Für die Veräusserung des Erbanteils bestehen 2 Möglichkeiten:
Für grenzüberschreitende Erbteilabtretungen ist hinsichtlich Zulässigkeit, Form und Wirkungen der Abtretungsverträge das Erbstatut von IPRG 92 massgebend.
Art. 635 ZGB
II. Vertrag über angefallene Erbanteile
1 Verträge unter den Miterben über Abtretung der Erbanteile bedürfen zu ihrer Gültigkeit der schriftlichen Form.
2 Werden sie von einem Erben mit einem Dritten abgeschlossen, so geben sie diesem kein Recht auf Mitwirkung bei der Teilung, sondern nur einen Anspruch auf den Anteil, der dem Erben aus der Teilung zugewiesen wird.
Erbanteilabtretung an Miterben
- Begriff:
- Bei der Erbanteilabtretung scheidet der eine Miterbe aus, unter Anwachsung seines Erbanteils an den oder die übrigen Miterben, in der Regel gegen Entgelt.
- Rechtsnatur:
- Wechsel in der Aenderung des Personenstandes der Erbengemeinschaft (der abtretende Erbe scheidet aus); ein Teil der Lehre bezeichnet den Vorgang auch als sog. subjektiv-partielle Erbteilung.
- Rechtsgeschäft:
- Das Erwerbsgeschäft ist kausal und erfordert daher ein
- Verpflichtungsgeschäft und
- Verfügungsgeschäft
- Zustandekommen:
- Bei gegenseitig übereinstimmender Willenserklärung der Parteien.
- Ausscheiden des einen Erben (Aufgabe der Erbenstellung) und Anwachsen des Erbanteils beim anderen Erben.
- Das Erwerbsgeschäft ist kausal und erfordert daher ein
- Parteien:
- Miterben (unabhängig davon, ob gesetzlicher oder eingesetzter Erbe)
- Form:
- Schriftform (einfache Schriftlichkeit)
- Abtretungsgegenstand:
- Klassische Abmachung:
- Abtretung des Erbanteils und Ausscheiden des abtretenden Erben
- Besondere Abmachung:
- Abtretung nur eines Teils des Erbanteils (der abtretende Miterbe bleibt Erbe, mit einem reduzierten Erbanteil)
- gegen Entschädigung aus Privatvermögen des erwerbenden Miterben
- im Sinne einer objektiv-partiellen Erbteilung (gegen Herausnahme von Nachlassgegenständen)

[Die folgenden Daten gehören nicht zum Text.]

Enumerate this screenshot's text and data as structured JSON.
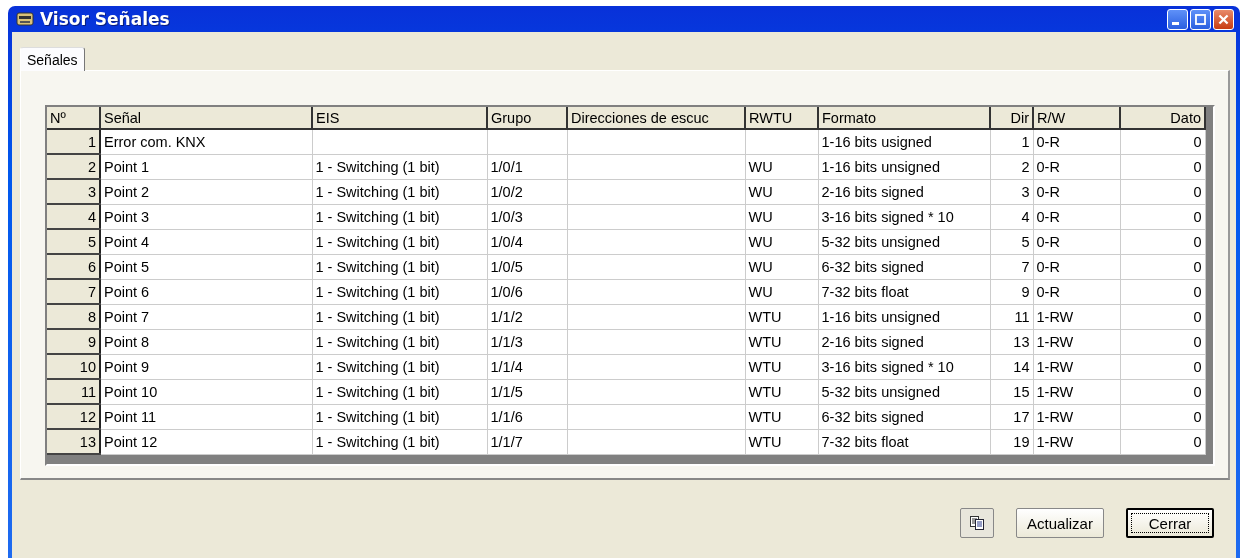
{
  "window": {
    "title": "Visor Señales"
  },
  "tabs": [
    {
      "label": "Señales",
      "selected": true
    }
  ],
  "table": {
    "columns": [
      "Nº",
      "Señal",
      "EIS",
      "Grupo",
      "Direcciones de escuc",
      "RWTU",
      "Formato",
      "Dir",
      "R/W",
      "Dato"
    ],
    "rows": [
      [
        "1",
        "Error com. KNX",
        "",
        "",
        "",
        "",
        "1-16 bits usigned",
        "1",
        "0-R",
        "0"
      ],
      [
        "2",
        "Point 1",
        "1 - Switching (1 bit)",
        "1/0/1",
        "",
        "WU",
        "1-16 bits unsigned",
        "2",
        "0-R",
        "0"
      ],
      [
        "3",
        "Point 2",
        "1 - Switching (1 bit)",
        "1/0/2",
        "",
        "WU",
        "2-16 bits signed",
        "3",
        "0-R",
        "0"
      ],
      [
        "4",
        "Point 3",
        "1 - Switching (1 bit)",
        "1/0/3",
        "",
        "WU",
        "3-16 bits signed * 10",
        "4",
        "0-R",
        "0"
      ],
      [
        "5",
        "Point 4",
        "1 - Switching (1 bit)",
        "1/0/4",
        "",
        "WU",
        "5-32 bits unsigned",
        "5",
        "0-R",
        "0"
      ],
      [
        "6",
        "Point 5",
        "1 - Switching (1 bit)",
        "1/0/5",
        "",
        "WU",
        "6-32 bits signed",
        "7",
        "0-R",
        "0"
      ],
      [
        "7",
        "Point 6",
        "1 - Switching (1 bit)",
        "1/0/6",
        "",
        "WU",
        "7-32 bits float",
        "9",
        "0-R",
        "0"
      ],
      [
        "8",
        "Point 7",
        "1 - Switching (1 bit)",
        "1/1/2",
        "",
        "WTU",
        "1-16 bits unsigned",
        "11",
        "1-RW",
        "0"
      ],
      [
        "9",
        "Point 8",
        "1 - Switching (1 bit)",
        "1/1/3",
        "",
        "WTU",
        "2-16 bits signed",
        "13",
        "1-RW",
        "0"
      ],
      [
        "10",
        "Point 9",
        "1 - Switching (1 bit)",
        "1/1/4",
        "",
        "WTU",
        "3-16 bits signed * 10",
        "14",
        "1-RW",
        "0"
      ],
      [
        "11",
        "Point 10",
        "1 - Switching (1 bit)",
        "1/1/5",
        "",
        "WTU",
        "5-32 bits unsigned",
        "15",
        "1-RW",
        "0"
      ],
      [
        "12",
        "Point 11",
        "1 - Switching (1 bit)",
        "1/1/6",
        "",
        "WTU",
        "6-32 bits signed",
        "17",
        "1-RW",
        "0"
      ],
      [
        "13",
        "Point 12",
        "1 - Switching (1 bit)",
        "1/1/7",
        "",
        "WTU",
        "7-32 bits float",
        "19",
        "1-RW",
        "0"
      ]
    ]
  },
  "buttons": [
    {
      "kind": "icon"
    },
    {
      "kind": "text",
      "label": "Actualizar",
      "focused": false
    },
    {
      "kind": "text",
      "label": "Cerrar",
      "focused": true
    }
  ]
}
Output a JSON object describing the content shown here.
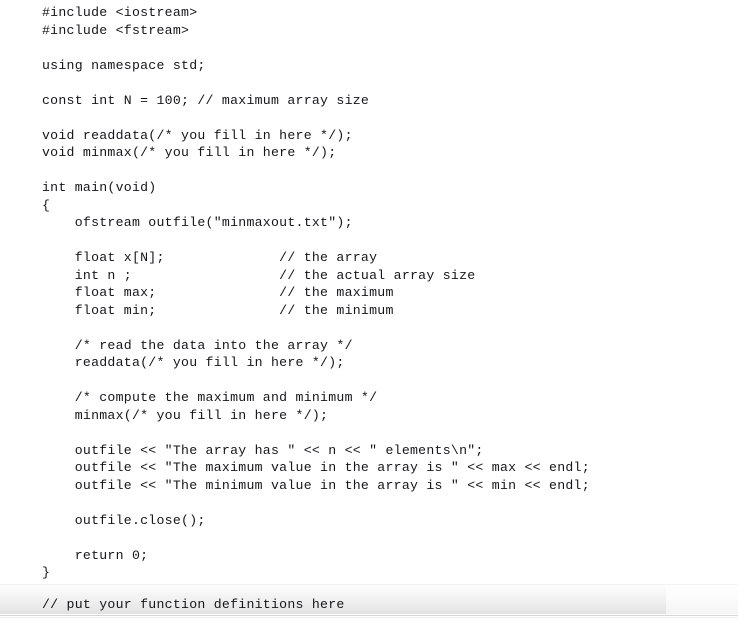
{
  "document": {
    "language": "cpp",
    "background_color": "#ffffff",
    "text_color": "#15161a",
    "code_lines": [
      "#include <iostream>",
      "#include <fstream>",
      "",
      "using namespace std;",
      "",
      "const int N = 100; // maximum array size",
      "",
      "void readdata(/* you fill in here */);",
      "void minmax(/* you fill in here */);",
      "",
      "int main(void)",
      "{",
      "    ofstream outfile(\"minmaxout.txt\");",
      "",
      "    float x[N];              // the array",
      "    int n ;                  // the actual array size",
      "    float max;               // the maximum",
      "    float min;               // the minimum",
      "",
      "    /* read the data into the array */",
      "    readdata(/* you fill in here */);",
      "",
      "    /* compute the maximum and minimum */",
      "    minmax(/* you fill in here */);",
      "",
      "    outfile << \"The array has \" << n << \" elements\\n\";",
      "    outfile << \"The maximum value in the array is \" << max << endl;",
      "    outfile << \"The minimum value in the array is \" << min << endl;",
      "",
      "    outfile.close();",
      "",
      "    return 0;",
      "}"
    ]
  },
  "footer": {
    "comment": "// put your function definitions here",
    "band_color_top": "#fdfdfd",
    "band_color_bottom": "#e2e2e2",
    "band_border_color": "#d6d6d6"
  }
}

- Abtretung des Teilungsergebnisses (zugeteiltes Los)
- Abtretung des Liquidationsergebnisses (Erlös aus Versilberung)
- usw.
- Abtretung nur eines Teils des Erbanteils (der abtretende Miterbe bleibt Erbe, mit einem reduzierten Erbanteil)
- Klassische Abmachung:
- Rechtswirkung:
- Obligatorische und dingliche Wirkung:
- Abwachsung beim ausscheidenden Erben und Anwachsung beim Miterben
- Ev. unter Schuldübernahme:
- Entlastung des ausscheidenden Erben und Schuldübernahme durch übernehmenden Miterben
- Obligatorische und dingliche Wirkung:
Erbanteilabtretung an Dritten
- Begriff:
- Abtretung des auf den Erbanteil des abtretenden Erben entfallenden Nachlassliquidations-Erlöses.
- Rechtsnatur:
- Analoge Anwendung der Regeln über den Kauf (OR 184 ff.).
- Rechtsgeschäft:
- Das Erwerbsgeschäft ist kausal und erfordert daher ein
- Verpflichtungsgeschäft und
- Verfügungsgeschäft
- Zustandekommen:
- Bei gegenseitig übereinstimmender Willenserklärung der Parteien.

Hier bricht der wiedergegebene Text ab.